The perfect environment to foster such mobility beyond traditional linear advancement typically requires high volume, early-in-career roles, which you have with CTAs (and other roles such as clinical research associates [CRAs]). This critical mass of CTAs along with your front-line CRA staff populations is the ideal place to introduce greater internal cross-functional mobility.
Sideways moves no longer sideline talent. Instead, lateral moves can lead to bigger and better opportunities. People who can fulfill multiple roles build resilience and position themselves as valuable resources in a changing environment –Up is not the Only Way, Beverly Kaye
While this strategy is not complicated to understand, it requires steadfast commitment to implement well, and will not happen overnight. There are three common barriers to address and insights to gain traction in creating “zigzag” internal mobility:
|Barrier||Gain Traction By:|
|Talent hoarding: Leaders’ resistance to releasing talent to another team||Prepare your clinical leaders to fully understand exporting their team internally is part of their responsibilities and a strategic priority essential to organizational success. After all, if they don’t embrace exporting internally, they stand a real chance of losing them externally.|
|Compensation: Small percentage increases which have traditionally signaled advancement||Partner with human resources to review the essential “zigzag” moves to remove negative impact or incentivize movement. Create exceptions to protect grade and salary as needed, eventually making exceptions to the rule. Create innovation such as inserting “development” increases within the grade.|
|Narrative: Being promoted is the only way to advance||Create a new narrative for leaders and staff to drive readiness and adoption of a mindset shift. “Our company also values the breadth of experience; career progression is no longer purely vertical or a function of time in the role.”

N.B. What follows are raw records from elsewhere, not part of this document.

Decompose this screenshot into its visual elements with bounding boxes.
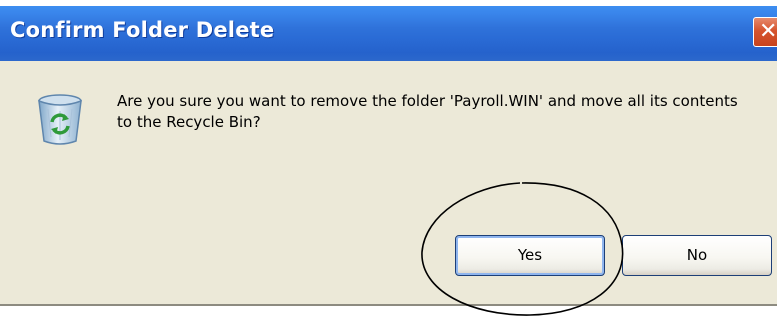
close-button[interactable]: ✕ <box>753 17 777 47</box>
page: Confirm Folder Delete ✕ Are you sure you… <box>0 0 777 316</box>
confirm-dialog: Confirm Folder Delete ✕ Are you sure you… <box>0 6 777 306</box>
dialog-title: Confirm Folder Delete <box>10 18 275 42</box>
recycle-bin-icon <box>38 94 82 145</box>
dialog-message: Are you sure you want to remove the fold… <box>117 92 738 131</box>
no-button[interactable]: No <box>622 235 772 276</box>
yes-button[interactable]: Yes <box>455 235 605 276</box>
close-icon: ✕ <box>759 19 777 44</box>
title-bar[interactable]: Confirm Folder Delete ✕ <box>0 6 777 61</box>
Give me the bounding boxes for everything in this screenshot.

Create a new narrative for leaders and staff to drive readiness and adoption of a mindset shift. “Our company also values the breadth of experience; career progression is no longer purely vertical or a function of time in the role.”
Wholistically aligning each lever will enable organizations to simultaneously achieve desired change and address existing barriers.
A tight talent market, heavy attrition, headcount constraints, and a pandemic facilitating global moves without physical relocation all point to a unique moment to maximize internal mobility. Just a few years from now, your organization could have a pipeline full of highly qualified study team leaders with a deep understanding across multiple functions, who have built strong networks and partnerships, and who demonstrate collaborative excellence.